Инспектор встал, подавая этим знак другим. Пришло время прощаться.
Они вышли во двор к полицейскому «джипу», который должен был увезти от них Апу. На улице к ним присоединились еще несколько любящих его созданий — попугай, укоризненно качающий хохолком, сидя на заборе, и две маленькие белые болонки, с дружным лаем бросившиеся к хозяину.
Рабан занял свое место и отвернулся, не желая мешать людям сказать друг другу самое важное в эти последние минуты.
Сначала Апу подошел к Нирмале, которая тоже была здесь, несмотря на свою слабость и прописанный доктором строгий постельный режим. Он низко поклонился ей, коснувшись пальцами стоп пожилой женщины.
— Благодарю вас за то, что вы сделали для моего брата, а значит, и для моей матери, и для меня. Вы самый родной нам человек, — нежно глядя на нее, произнес Апу.
Нирмала тут же принялась плакать в три ручья и уткнулась лицом в плечо Раджа.

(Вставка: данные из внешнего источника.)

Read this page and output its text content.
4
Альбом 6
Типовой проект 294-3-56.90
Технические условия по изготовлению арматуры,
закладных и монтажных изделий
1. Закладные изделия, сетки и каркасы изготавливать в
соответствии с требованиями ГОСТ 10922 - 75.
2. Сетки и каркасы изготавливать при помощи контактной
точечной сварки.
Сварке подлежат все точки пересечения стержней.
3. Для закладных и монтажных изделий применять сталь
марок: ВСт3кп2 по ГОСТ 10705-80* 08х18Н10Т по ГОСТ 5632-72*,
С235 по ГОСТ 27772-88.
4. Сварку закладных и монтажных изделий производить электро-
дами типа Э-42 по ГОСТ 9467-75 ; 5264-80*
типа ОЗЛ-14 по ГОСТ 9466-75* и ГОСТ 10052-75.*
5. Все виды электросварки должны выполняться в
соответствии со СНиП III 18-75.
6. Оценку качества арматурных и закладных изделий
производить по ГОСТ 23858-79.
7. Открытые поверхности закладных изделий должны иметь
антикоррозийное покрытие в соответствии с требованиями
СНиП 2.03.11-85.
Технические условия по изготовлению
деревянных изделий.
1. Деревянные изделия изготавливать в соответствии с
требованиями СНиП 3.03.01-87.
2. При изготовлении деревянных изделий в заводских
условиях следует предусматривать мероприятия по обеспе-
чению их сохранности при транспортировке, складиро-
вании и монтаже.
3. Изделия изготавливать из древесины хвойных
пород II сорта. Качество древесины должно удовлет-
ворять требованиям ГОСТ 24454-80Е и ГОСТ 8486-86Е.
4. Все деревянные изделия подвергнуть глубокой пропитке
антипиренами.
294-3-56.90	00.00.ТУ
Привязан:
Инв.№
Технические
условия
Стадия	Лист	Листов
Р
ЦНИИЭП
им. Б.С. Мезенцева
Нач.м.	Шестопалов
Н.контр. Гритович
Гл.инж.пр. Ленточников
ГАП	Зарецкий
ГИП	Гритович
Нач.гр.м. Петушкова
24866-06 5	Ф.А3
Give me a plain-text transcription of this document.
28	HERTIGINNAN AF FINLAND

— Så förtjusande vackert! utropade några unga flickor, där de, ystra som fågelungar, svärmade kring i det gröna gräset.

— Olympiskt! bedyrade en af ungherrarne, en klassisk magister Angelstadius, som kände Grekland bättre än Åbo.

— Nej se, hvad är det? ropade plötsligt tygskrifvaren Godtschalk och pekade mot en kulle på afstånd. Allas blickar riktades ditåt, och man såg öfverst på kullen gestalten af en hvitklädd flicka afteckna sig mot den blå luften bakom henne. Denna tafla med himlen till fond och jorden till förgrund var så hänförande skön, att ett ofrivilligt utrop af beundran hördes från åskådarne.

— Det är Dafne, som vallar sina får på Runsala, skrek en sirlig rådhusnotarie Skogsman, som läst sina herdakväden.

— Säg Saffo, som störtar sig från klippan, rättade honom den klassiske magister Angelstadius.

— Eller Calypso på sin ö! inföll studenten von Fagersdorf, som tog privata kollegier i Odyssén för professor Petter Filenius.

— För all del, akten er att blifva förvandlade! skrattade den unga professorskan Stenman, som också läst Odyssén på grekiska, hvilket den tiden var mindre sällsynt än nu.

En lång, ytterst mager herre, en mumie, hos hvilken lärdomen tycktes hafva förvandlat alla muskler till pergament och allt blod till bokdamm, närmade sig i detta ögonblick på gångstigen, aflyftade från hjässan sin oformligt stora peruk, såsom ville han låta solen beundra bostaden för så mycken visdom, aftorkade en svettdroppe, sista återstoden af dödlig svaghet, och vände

— А ты, Джанеки, прости меня, если сможешь, — тихо сказал Апу не поднимающей головы девушке. — Ты должна знать, я не убивал твоего отца. Он сделал это сам, думая, что стреляет в меня. Правда, должен признать, что я предвидел это и подсунул ему пистолет, который карает задумавшего зло.
— Что мне сказать тебе? — отозвалась Джанеки, глядя в сторону. — У меня нет к тебе ненависти. Просто слишком много встало между мной и Раджем. Ведь… папа, — она с трудом выговорила это слово, — папа причинил вам всем так много горя… Я и не знаю, как нам теперь быть…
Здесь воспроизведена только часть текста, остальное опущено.